Эти списки давали хорошую пищу для размышлений. Прекрасно понимая, какие преимущества сулят ему в будущем его происхождение и образование, Посланец решил следовать примеру тех бюргеров, с которыми познакомился в Амстердаме, — они давали деньги на занятия философией евреям, жившим в гетто, руководствуясь единственно стремлением улучшить этот мир, ничего не ожидая взамен, испытывая истинное наслаждение от сознания того, что все это стало возможным лишь благодаря их деньгам, их уму, их осмотрительности. Общество, в котором они жили, содрогнулось бы от ужаса, узнав об их тайном благоволении наукам, об их деятельности, способствующей разрушению тех самых ценностей, что, собственно, и составляли основу их высокого положения; но сами-то они, судя по всему, относились к этим ценностям весьма скептически. Подобные добродетели приходят к человеку с возрастом и формирующимся с годами скептицизмом, а Посланец повзрослел очень рано. Он использовал скептицизм как своего рода гигиену ума, позволявшую ему сохранять ясность и гибкость мысли. С тех пор он был твердо убежден, что единственная пропасть, разделяющая мудрецов и простых людей, — это язык, на котором они изъясняются; и он решил заполнить эту пропасть словами — множеством слов, миллионами слов, всеми теми словами, которые ему удастся собрать.
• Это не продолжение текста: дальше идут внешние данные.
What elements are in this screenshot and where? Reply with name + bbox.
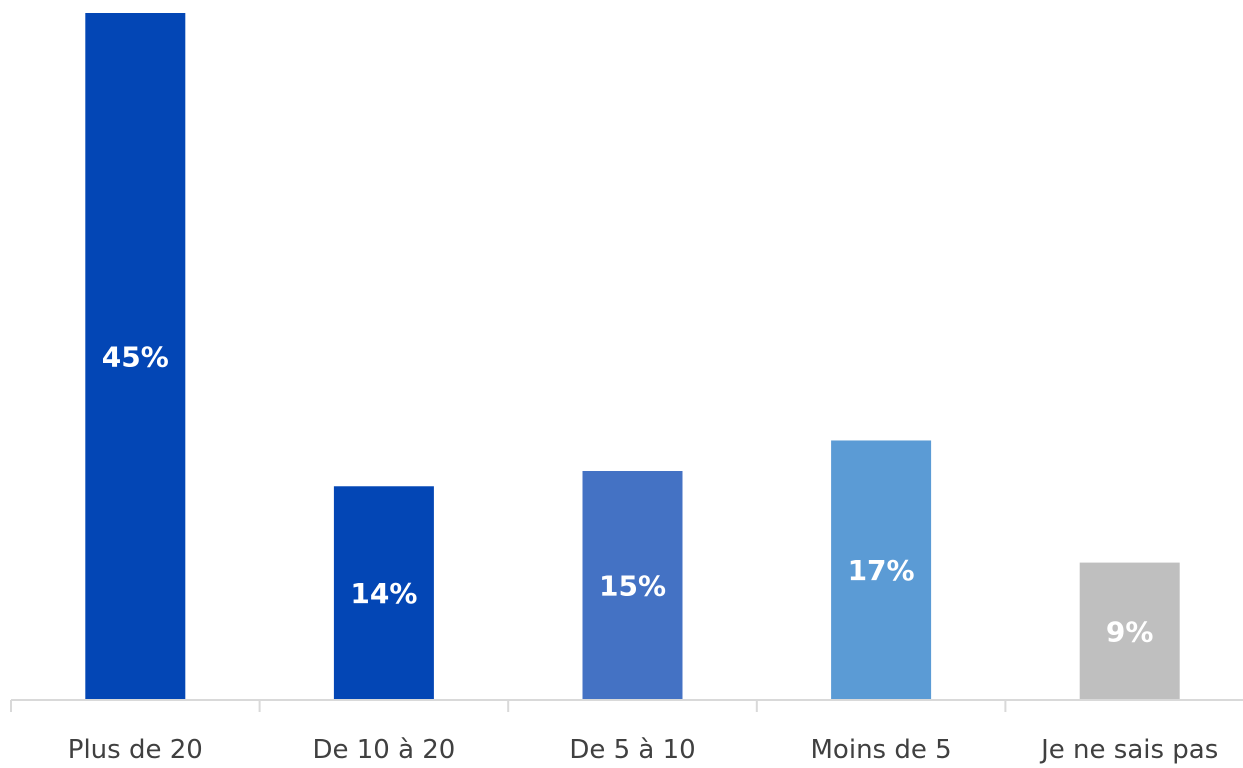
- category-label-1: Plus de 20: [68, 735, 203, 765]
- data-label-1: 45%: [102, 341, 169, 374]
- category-label-3: De 5 à 10: [569, 735, 695, 765]
- bar-1: [85, 13, 186, 700]
- category-label-2: De 10 à 20: [312, 735, 455, 765]
- labels-layer: 45% Plus de 20 14% De 10 à 20 15% De 5 à 10 17…: [68, 341, 1219, 766]
- data-label-2: 14%: [350, 577, 417, 610]
- x-axis: [10, 699, 1243, 712]
- data-label-3: 15%: [599, 570, 666, 603]
- data-label-5: 9%: [1106, 615, 1154, 648]
- bars-layer: [85, 13, 1180, 700]
- data-label-4: 17%: [848, 554, 915, 587]
- category-label-5: Je ne sais pas: [1039, 735, 1218, 765]
- bar-5: [1079, 562, 1180, 700]
- bar-4: [831, 440, 932, 700]
- bar-3: [582, 471, 683, 700]
- bar-2: [333, 486, 434, 700]
- category-label-4: Moins de 5: [811, 735, 952, 765]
И вскоре рядом со списками запрещенных книг появились подробные описания галисийских портов, через которые можно было провезти контрабандным путем крамольные книги, обруганные брошюры, сомнительные трактаты. Описание портов сопровождалось указанием на размер взятки, необходимой, чтобы завоевать снисходительность тех, кто отвечает за борьбу с контрабандой, наиболее удобные места продажи и имена подходящих для этого дела людей.
В течение какого-то времени все шло хорошо, но однажды, когда будущий Посланец пришел в типографию за очередной корректурой, ему преградила путь кучка испуганных работников: кто-то разгромил мастерскую, разбив все топором; говорили, что виной тому был испанский студент, которого и имени-то толком никто не знал. Посланец больше не вернулся в типографию, но его чудесная память сохранила названия, написанные на листах, что висели на стенах склада, имена капитанов судов, маршруты, которыми они следовали, а также имена тех, кто за деньги готов был пропустить контрабандные книги.
* * * Все это вспоминал Посланец, плывя по Королевскому каналу в направлении Дублина, оставив позади озера Лох-Ри и Лох-Эрн, может быть самые красивые в мире. Он покинул порт Слайго в заливе Донегол, куда ставший ему уже другом О'Рурк привез его, чтобы представить Гугу О'Нейлу, графу Тирона, с которым Посланец уже несколько лет состоял в тайной переписке, со времени очередной неудавшейся попытки овладеть Ирландией.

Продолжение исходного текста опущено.